Der Generalmobilisierung des Menschenmaterials folgte, so könnte man sagen, die Generalmobilisierung der Vorstellungen von Ehre, dem Ukas des Kaisers der vorauseilende Gehorsam gegenüber der Opferbereitschaft. Doch so war es nicht durchgängig, deshalb macht Münkler die erkenntnisfördernde Unterscheidung zwischen einer „viktimen Grundstimmung“ und einer „sakrifiziellen Gestimmtheit“. Während in den Kleinstädten, die Regionalforschung hat dafür laut Münkler die Belege zusammengetragen, ein banges Gefühl des Ausgeliefertseins vorherrschte, dominierte in den größeren Städten, vor allem unter dem Druck der Massen, eine heroische Selbstfeier. Mit dieser „Inauguration des Sakrifiziellen“ knüpften die Versammelten in ihrem „wilden Rausch“ und „hinreißenden Schwung“ (das sind Worte Stefan Zweigs) an uralte Riten an, an archaische Bräuche einer „grausamen Verjüngung“ (Münkler). Mit dieser massenhaften Wiederkehr millionenhaft vorhandener Urtriebe in einer hochgradig zersplitterten Gesellschaft kam es zu einer heroischen Selbstfeier einer homogenen Gemeinschaft. Im Zuge dieser Sakrifizierung, unter archaischen Umständen ein Fest der Gewalt und der Zerstörung, wollten vor allem die Mittelschichten im August 1914 nicht abseits stehen. Zumal der Krieg als eine kurze Affäre angesehen wurde – wer wollte da, bei der Rehabilitierung eines heiligen Geschehens (bei diesem Fest) zu spät kommen.

Die heroischen Imaginationen blieben bald schon regelrecht stecken. Denn anstelle des erwarteten „stürmischen Vordringens“, das mit dem Ausbruch dieses Krieges von den Militärs und der Politik in Aussicht gestellt wurde, ging es seit dem Stellungskrieg binnen weniger Wochen und Monate um eine Neuformulierung des Heroischen – um „stoisches Standhalten“, so Münkler, auch das ein zentrales Kapitel aus seinem monumentalen Panorama, das an dieser Stelle bereits vorgestellt wurde, mit Blick auf andere Schwerpunktsetzungen. Zwei bisher kaum beachtete Aspekte abschließend – mit Folgen bis heute.

Die eine betrifft die Finanzierung des Krieges bis 1916 durch Kriegsanleihen.
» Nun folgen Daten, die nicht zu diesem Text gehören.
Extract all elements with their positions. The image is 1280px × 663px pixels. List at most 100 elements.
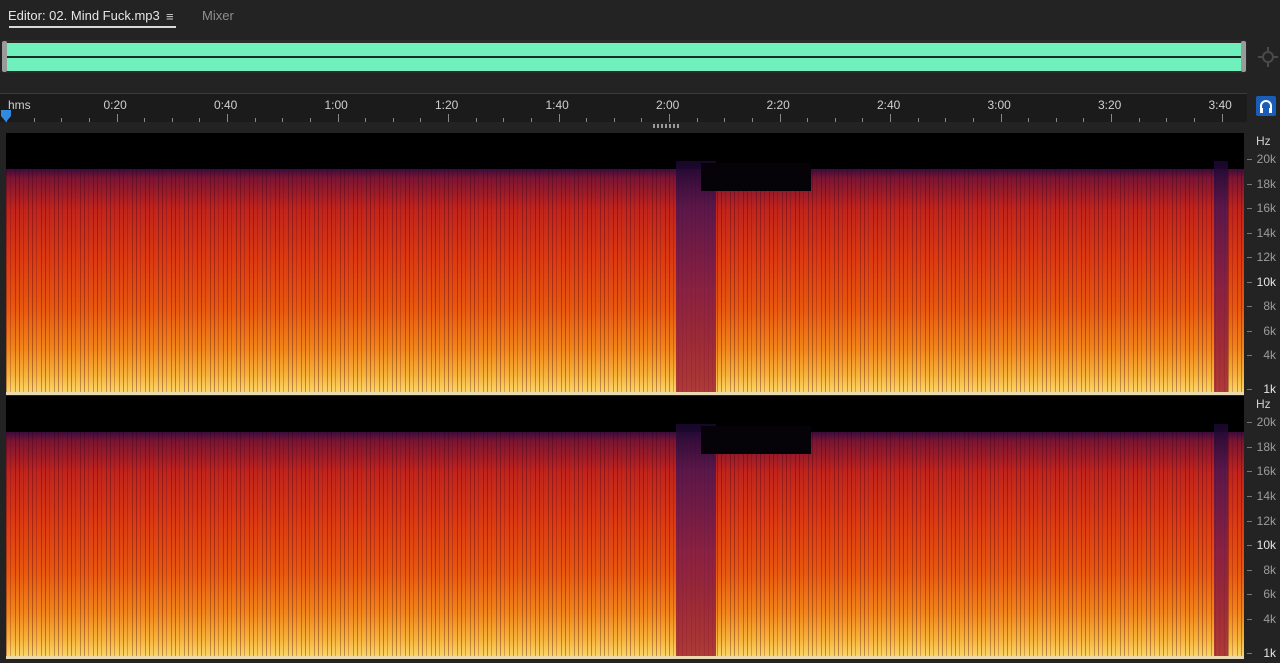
overview-left-handle[interactable] [2,41,7,72]
frequency-tick [1247,330,1252,332]
ruler-time-label: 3:40 [1208,98,1232,112]
ruler-tick [254,118,256,122]
frequency-tick [1247,281,1252,283]
channel-divider [6,392,1244,395]
ruler-tick [475,118,477,122]
ruler-tick [530,118,532,122]
overview-right-handle[interactable] [1241,41,1246,72]
frequency-label: 8k [1263,299,1276,313]
ruler-tick [392,118,394,122]
ruler-tick [696,118,698,122]
ruler-tick [1111,114,1112,122]
ruler-tick [1055,118,1057,122]
frequency-label: 14k [1256,225,1276,240]
frequency-label: 6k [1263,587,1276,602]
frequency-label: 12k [1256,513,1276,528]
frequency-tick [1247,232,1252,234]
frequency-tick [1247,389,1252,390]
frequency-label: 18k [1256,176,1276,191]
frequency-label: 4k [1263,348,1276,362]
frequency-tick [1247,569,1252,571]
ruler-tick [834,118,836,122]
ruler-tick [890,114,891,122]
ruler-tick [613,118,615,122]
ruler-tick [1166,118,1168,122]
ruler-time-label: 0:40 [214,98,238,112]
ruler-tick [558,114,560,122]
frequency-unit-label: Hz [1256,134,1271,148]
editor-tab[interactable]: Editor: 02. Mind Fuck.mp3 [8,8,160,23]
frequency-unit-label: Hz [1256,397,1271,411]
ruler-time-label: 1:20 [435,98,459,112]
ruler-tick [807,118,809,122]
frequency-label: 8k [1263,562,1276,577]
frequency-label: 6k [1263,323,1276,338]
ruler-tick [1221,114,1223,122]
frequency-label: 4k [1263,612,1276,626]
frequency-tick [1247,257,1252,258]
frequency-tick [1247,422,1252,423]
ruler-tick [1083,118,1085,122]
ruler-tick [171,118,173,122]
ruler-tick [1193,118,1195,122]
active-tab-indicator [9,26,176,28]
ruler-tick [724,118,726,122]
spectrogram-right [6,424,1244,657]
frequency-tick [1247,495,1252,497]
ruler-tick [945,118,947,122]
playhead-marker-icon[interactable] [1,110,11,122]
ruler-tick [88,118,90,122]
time-ruler[interactable]: hms 0:20 0:40 1:00 1:20 1:40 2:00 2:20 2:40 3:00… [0,93,1247,122]
frequency-tick [1247,545,1252,547]
frequency-tick [1247,183,1252,185]
frequency-tick [1247,355,1252,356]
frequency-label: 10k [1256,274,1276,289]
panel-resize-grip[interactable] [653,124,681,128]
ruler-tick [586,118,588,122]
ruler-tick [227,114,228,122]
frequency-tick [1247,653,1252,654]
ruler-time-label: 3:00 [987,98,1011,112]
ruler-time-label: 1:00 [324,98,348,112]
ruler-tick [448,114,449,122]
frequency-tick [1247,471,1252,473]
ruler-tick [1000,114,1002,122]
tab-menu-icon[interactable]: ≡ [166,9,174,24]
frequency-label: 20k [1256,415,1276,429]
frequency-label: 10k [1256,538,1276,553]
ruler-tick [641,118,643,122]
ruler-tick [282,118,284,122]
ruler-tick [1028,118,1030,122]
frequency-tick [1247,619,1252,620]
frequency-tick [1247,208,1252,209]
ruler-tick [972,118,974,122]
ruler-tick [309,118,311,122]
ruler-tick [144,118,146,122]
channel-bottom-edge [6,656,1244,659]
frequency-label: 12k [1256,250,1276,264]
ruler-tick [862,118,864,122]
headphones-icon[interactable] [1256,96,1276,116]
spectral-display-left-channel[interactable] [6,133,1244,393]
ruler-time-label: 3:20 [1098,98,1122,112]
frequency-label: 20k [1256,152,1276,166]
ruler-tick [751,118,753,122]
ruler-unit-label: hms [8,98,31,112]
overview-centerline [7,56,1241,58]
ruler-time-label: 2:40 [877,98,901,112]
ruler-tick [365,118,367,122]
spectral-display-right-channel[interactable] [6,396,1244,657]
ruler-tick [420,118,422,122]
frequency-tick [1247,306,1252,307]
ruler-time-label: 2:00 [656,98,680,112]
ruler-tick [33,118,35,122]
ruler-tick [669,114,670,122]
frequency-label: 16k [1256,201,1276,215]
ruler-tick [1138,118,1140,122]
mixer-tab[interactable]: Mixer [202,8,234,23]
ruler-tick [779,114,781,122]
ruler-time-label: 1:40 [545,98,569,112]
zoom-navigator-icon[interactable] [1257,46,1279,68]
ruler-tick [199,118,201,122]
ruler-tick [116,114,118,122]
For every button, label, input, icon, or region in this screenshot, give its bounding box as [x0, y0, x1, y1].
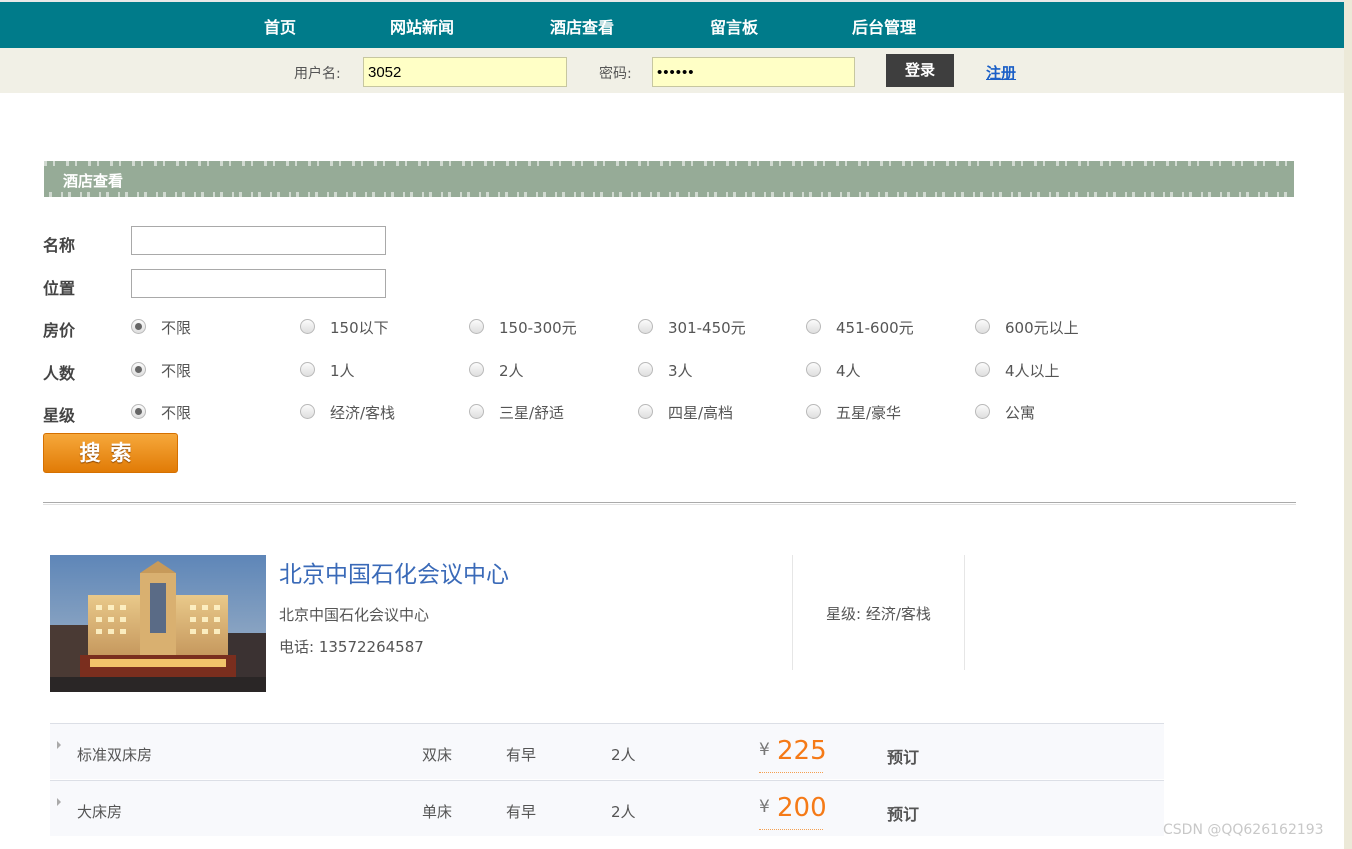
- room-row: 标准双床房 双床 有早 2人 ¥ 225 预订: [50, 723, 1164, 779]
- username-input[interactable]: [363, 57, 567, 87]
- register-link[interactable]: 注册: [986, 62, 1016, 83]
- radio-selected-icon[interactable]: [131, 404, 146, 419]
- radio-icon[interactable]: [806, 404, 821, 419]
- hotel-building-image: [50, 555, 266, 692]
- radio-icon[interactable]: [975, 319, 990, 334]
- radio-selected-icon[interactable]: [131, 319, 146, 334]
- radio-icon[interactable]: [469, 362, 484, 377]
- people-label: 人数: [43, 364, 76, 383]
- window-scrollbar[interactable]: [1344, 0, 1352, 849]
- book-button[interactable]: 预订: [887, 801, 919, 825]
- radio-icon[interactable]: [638, 404, 653, 419]
- room-row: 大床房 单床 有早 2人 ¥ 200 预订: [50, 780, 1164, 836]
- star-label: 星级: [43, 406, 76, 425]
- section-title: 酒店查看: [63, 172, 124, 190]
- nav-hotels[interactable]: 酒店查看: [550, 14, 614, 38]
- room-name: 大床房: [77, 803, 123, 821]
- price-underline: [759, 829, 823, 830]
- radio-icon[interactable]: [469, 319, 484, 334]
- price-underline: [759, 772, 823, 773]
- radio-icon[interactable]: [469, 404, 484, 419]
- radio-icon[interactable]: [638, 319, 653, 334]
- watermark: CSDN @QQ626162193: [1163, 822, 1324, 838]
- hotel-photo[interactable]: [50, 555, 266, 692]
- username-label: 用户名:: [294, 66, 341, 82]
- location-label: 位置: [43, 279, 76, 298]
- radio-icon[interactable]: [975, 404, 990, 419]
- room-breakfast: 有早: [506, 746, 537, 764]
- radio-icon[interactable]: [806, 362, 821, 377]
- login-bar: 用户名: 密码: 登录 注册: [0, 48, 1344, 93]
- login-button[interactable]: 登录: [886, 54, 954, 87]
- bullet-icon: [57, 741, 61, 749]
- room-name: 标准双床房: [77, 746, 153, 764]
- name-input[interactable]: [131, 226, 386, 255]
- currency-symbol: ¥: [759, 740, 770, 760]
- divider: [43, 502, 1296, 505]
- section-header: 酒店查看: [44, 161, 1294, 197]
- room-price: 225: [777, 736, 827, 766]
- radio-icon[interactable]: [975, 362, 990, 377]
- room-people: 2人: [611, 746, 636, 764]
- hotel-address: 北京中国石化会议中心: [279, 606, 430, 624]
- room-breakfast: 有早: [506, 803, 537, 821]
- divider: [964, 555, 965, 670]
- password-label: 密码:: [599, 66, 632, 82]
- nav-news[interactable]: 网站新闻: [390, 14, 454, 38]
- radio-icon[interactable]: [638, 362, 653, 377]
- price-label: 房价: [43, 321, 76, 340]
- location-input[interactable]: [131, 269, 386, 298]
- room-price: 200: [777, 793, 827, 823]
- nav-guestbook[interactable]: 留言板: [710, 14, 758, 38]
- hotel-name-link[interactable]: 北京中国石化会议中心: [279, 555, 509, 589]
- bullet-icon: [57, 798, 61, 806]
- password-input[interactable]: [652, 57, 855, 87]
- currency-symbol: ¥: [759, 797, 770, 817]
- radio-icon[interactable]: [300, 319, 315, 334]
- top-nav: 首页 网站新闻 酒店查看 留言板 后台管理: [0, 0, 1344, 48]
- room-people: 2人: [611, 803, 636, 821]
- radio-icon[interactable]: [300, 404, 315, 419]
- divider: [792, 555, 793, 670]
- search-button[interactable]: 搜索: [43, 433, 178, 473]
- book-button[interactable]: 预订: [887, 744, 919, 768]
- room-bed: 单床: [422, 803, 453, 821]
- room-bed: 双床: [422, 746, 453, 764]
- radio-selected-icon[interactable]: [131, 362, 146, 377]
- hotel-phone: 电话: 13572264587: [279, 638, 424, 656]
- nav-home[interactable]: 首页: [264, 14, 296, 38]
- radio-icon[interactable]: [806, 319, 821, 334]
- name-label: 名称: [43, 236, 76, 255]
- hotel-star-rating: 星级: 经济/客栈: [826, 605, 931, 623]
- radio-icon[interactable]: [300, 362, 315, 377]
- nav-admin[interactable]: 后台管理: [852, 14, 916, 38]
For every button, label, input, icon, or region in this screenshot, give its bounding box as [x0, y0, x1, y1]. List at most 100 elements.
Als der Obersten Heeresleitung klar wurde, dass die entsetzliche Fortsetzung nicht mehr durch „Manpower, sondern vor allem durch Equipment“ (Münkler) erzwungen werden musste, die totale Enthemmung seit 1916 in einer weiteren Entfesselung der Waffentechniken bestand, war dies nicht mehr durch Kriegsanleihen zu finanzieren. Mit der Einführung von Steuern, so Münkler, wurde dieser Krieg, diese „Urkatastrophe des 20. Jahrhunderts“ (George F. Kennan) zum Urheber des modernen Steuerstaats.

Eine weitere Hinterlassenschaft ist ablesbar in den postimperialen Räumen, im Nahen Osten, in Syrien oder im Libanon, auch im Irak, dort, wo sich die Franzosen und Engländer lange mit ihren imperialen Interessen gegenüberstanden. Seit 100 Jahren haben sich hier keine stabilen Nationalstaaten ausgebildet, nicht zuletzt gilt dies zukünftig ebenso für die Kaukasusregion oder ein Land wie die Ukraine, wo Europa in den nächsten Jahren, so Münkler auf der Veranstaltung, in einen „Alimentierungswettbewerb mit den Russen“ eintreten wird.